Se a pandemia, por um lado, nos obrigou a parar e a repensar as estratégias, não pode desvincular-nos do grande objetivo da nossa reorganização pastoral que é criar condições para que todos se sintam responsáveis e participantes na vida das suas comunidades e que todas as comunidades cresçam na consciência da comunhão que deve existir entre si e da sua responsabilidade missionária. Na realidade, a nossa Fé não pode ser apenas um meio de conforto pessoal e de refúgio para defesa de medos e perigos vindos do exterior, mas sim e antes de mais, força que nos impele a levar a novidade de Jesus e do Evangelho ao mundo, a começar por aquele mundo que está mais perto de nós ou mesmo dentro dos nossos ambientes, mas continua estranho ao Bem Supremo que Jesus nos traz.
Reorganização da Diocese
No final de 2019, que foi um ano missionário especial, em jornada pastoral com base no tema “O Papa Francisco e a
Missão”, indicaram-se caminhos para que toda a Diocese progredisse na consciência da sua missão como Igreja particular, sobretudo para levar à prática a recomendação de que toda a ação pastoral seja missionária. Para melhor concretizar essa ação pastoral em “constante saída missionária”, propusemo -nos também que o ano 2019- 2020 fosse o ano da aplicação das orientações sobre a reorganização pastoral da Diocese, as quais foram amadurecidas desde a nossa Assembleia Diocesana realizada em 2017, através de Comissão nomeada para o efeito.

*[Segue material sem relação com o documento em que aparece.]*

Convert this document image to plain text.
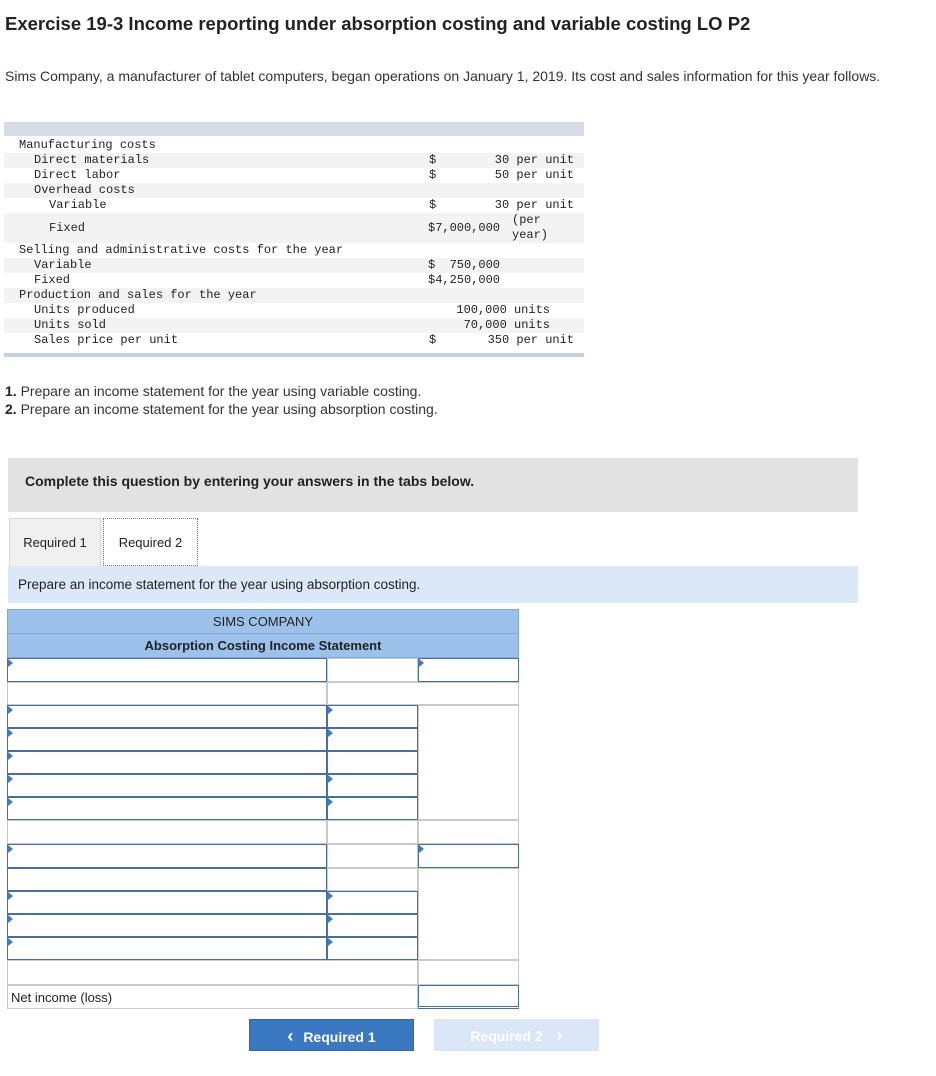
Exercise 19-3 Income reporting under absorption costing and variable costing LO P2
Sims Company, a manufacturer of tablet computers, began operations on January 1, 2019. Its cost and sales information for this year follows.
Manufacturing costs
Direct materials	$	30 per unit
Direct labor	$	50 per unit
Overhead costs
Variable	$	30 per unit
Fixed	$7,000,000
(per
year)
Selling and administrative costs for the year
Variable	$  750,000
Fixed	$4,250,000
Production and sales for the year
Units produced	100,000 units
Units sold	70,000 units
Sales price per unit	$	350 per unit
1. Prepare an income statement for the year using variable costing.
2. Prepare an income statement for the year using absorption costing.
Complete this question by entering your answers in the tabs below.
Required 1	Required 2
Prepare an income statement for the year using absorption costing.
SIMS COMPANY
Absorption Costing Income Statement
Net income (loss)
‹ Required 1	Required 2 ›
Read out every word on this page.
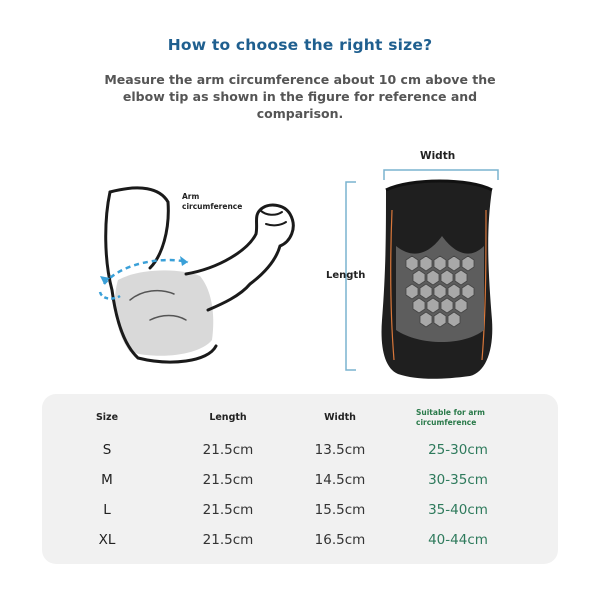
How to choose the right size?
Measure the arm circumference about 10 cm above the elbow tip as shown in the figure for reference and comparison.
Arm circumference
Width
Length
Size	Length	Width	Suitable for arm circumference
S	21.5cm	13.5cm	25-30cm
M	21.5cm	14.5cm	30-35cm
L	21.5cm	15.5cm	35-40cm
XL	21.5cm	16.5cm	40-44cm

Até este momento, foram emitidos dois decretos, um sobre a constituição dos novos arciprestados e outro sobre a constituição e organização dos serviços diocesanos. Foi já́ possível reunir cada um dos sete arciprestados e eleger os respetivos arciprestes e delegados ao Conselho Presbiteral. Estão a ser constituídos os conselhos pastorais arciprestais e também decorre a reflexão e o diálogo sobre cada um dos conjuntos de paróquias que havemos de fazer evoluir para as futuras unidades pastorais.
Mesmo tendo em conta as adversidades causadas pela pandemia do novo coronavírus, pretendemos continuar este labor, dando os passos possíveis que as circunstâncias atuais forem permitindo. Pedimos a bênção de Deus e a proteção maternal de Maria Santíssima e confiamos-lhes todo o nosso esforço para promover a vivência e o anúncio da Fé́, ao longo deste novo ano.